"Forget it, kid."

The Falcon finished the liquor in the first glass, sipped slowly at the fresh cahnde set before him by a noiseless waiter. Deep in his mind sang a tiny warning voice of danger. But he sat still, waiting for an opportunity to make a silent escape from the night club that was fast becoming an IP trap. His keen gaze flicked about the room, finding and identifying the agents scattered through the crowd.

He broke the pulnik capsule, rolled the fragrant tobacco in a fresh paper, lit it with his pocket lighter. He smoked slowly, the glow shadowing the flat planes of his face, lighting the rugged, almost brutal, sweep of his jaw. He edged his chair back quietly, tensing the great muscles of his legs, estimated the distance to the rear door.

Other than that, he didn't move, for he saw that he was watched by two agents converging on him from both sides of the swaying dancers on the floor. He smiled slightly, sat cool and debonair, the leather vest and silk singlet accenting the wedge of his deep chest and shoulders.

"Any minute now, Val," he said into his throat amplifier.

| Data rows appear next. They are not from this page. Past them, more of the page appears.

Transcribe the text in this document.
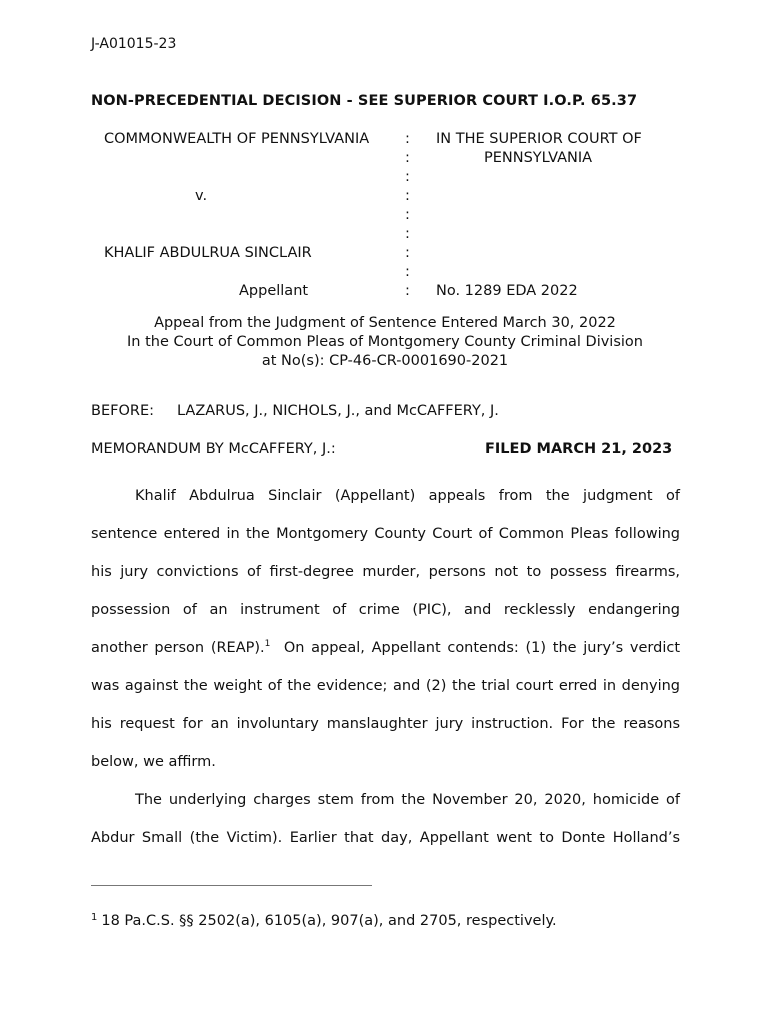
J-A01015-23
NON-PRECEDENTIAL DECISION - SEE SUPERIOR COURT I.O.P. 65.37
COMMONWEALTH OF PENNSYLVANIA
v.
KHALIF ABDULRUA SINCLAIR
Appellant
:
:
:
:
:
:
:
:
:
IN THE SUPERIOR COURT OF
PENNSYLVANIA
No. 1289 EDA 2022
Appeal from the Judgment of Sentence Entered March 30, 2022
In the Court of Common Pleas of Montgomery County Criminal Division
at No(s): CP-46-CR-0001690-2021
BEFORE: LAZARUS, J., NICHOLS, J., and McCAFFERY, J.
MEMORANDUM BY McCAFFERY, J.:	FILED MARCH 21, 2023

Khalif Abdulrua Sinclair (Appellant) appeals from the judgment of

sentence entered in the Montgomery County Court of Common Pleas following

his jury convictions of first-degree murder, persons not to possess firearms,

possession of an instrument of crime (PIC), and recklessly endangering

another person (REAP).$^1$ On appeal, Appellant contends: (1) the jury’s verdict

was against the weight of the evidence; and (2) the trial court erred in denying

his request for an involuntary manslaughter jury instruction. For the reasons

below, we affirm.

The underlying charges stem from the November 20, 2020, homicide of

Abdur Small (the Victim). Earlier that day, Appellant went to Donte Holland’s

$^1$ 18 Pa.C.S. §§ 2502(a), 6105(a), 907(a), and 2705, respectively.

The Kaana four-piece orchestra swung into the soft lazy melody of a century before. Glasses clinked at the bar, and the soft rustle of laughing conversation made the room seem intimate and warm. Nostalgia bit at Curt Varga's heart, when he remembered the days not so many years before when his life had been an ordered thing, when he had not been a hunted outlaw prowling the spaceways, a price on his head.

In those days, before his mind had fully matured, he had thought his life full and untrammelled. He had worn his uniform as an IP Commander with the bullying swagger his superiors affected. With dis-guns and a brutal carelessness, he had enforced the commands of Jason Vandor, Dak Yar and Mezo Yong, the Food Administrators, had forced obedience from recalcitrant people of a dozen worlds, had been the leader of the shock-troops that pillaged city after city because they had incurred the anger of the Triumvirate whose hands controlled the food supplies of the Solar System.

Then in his twenty-fifth year, he had seen the foulness of the system that broke the lives and courage of the inhabitated worlds. He had seen his father blasted to death for daring to raise his voice against the tyranny of the Food Administrators. He had seen his older brother die while fighting to save their father. And a conflict had raged within him for days; he had fought against the training that had been instilled within him from the day of his birth.

From musty records, he had reread the histories of the worlds, had really understood for the first time the true meaning of freedom. And in that hour, he had thrown aside all that had been his life, and had striven to build a new one. In a stolen Kent-Horter, he had prowled the spaceways, striking at small freighters for supplies and wealth. In the cold of space, he had stooped like the Falcon for whom he had been named, and stolen the Food Administrators' supplies time and again.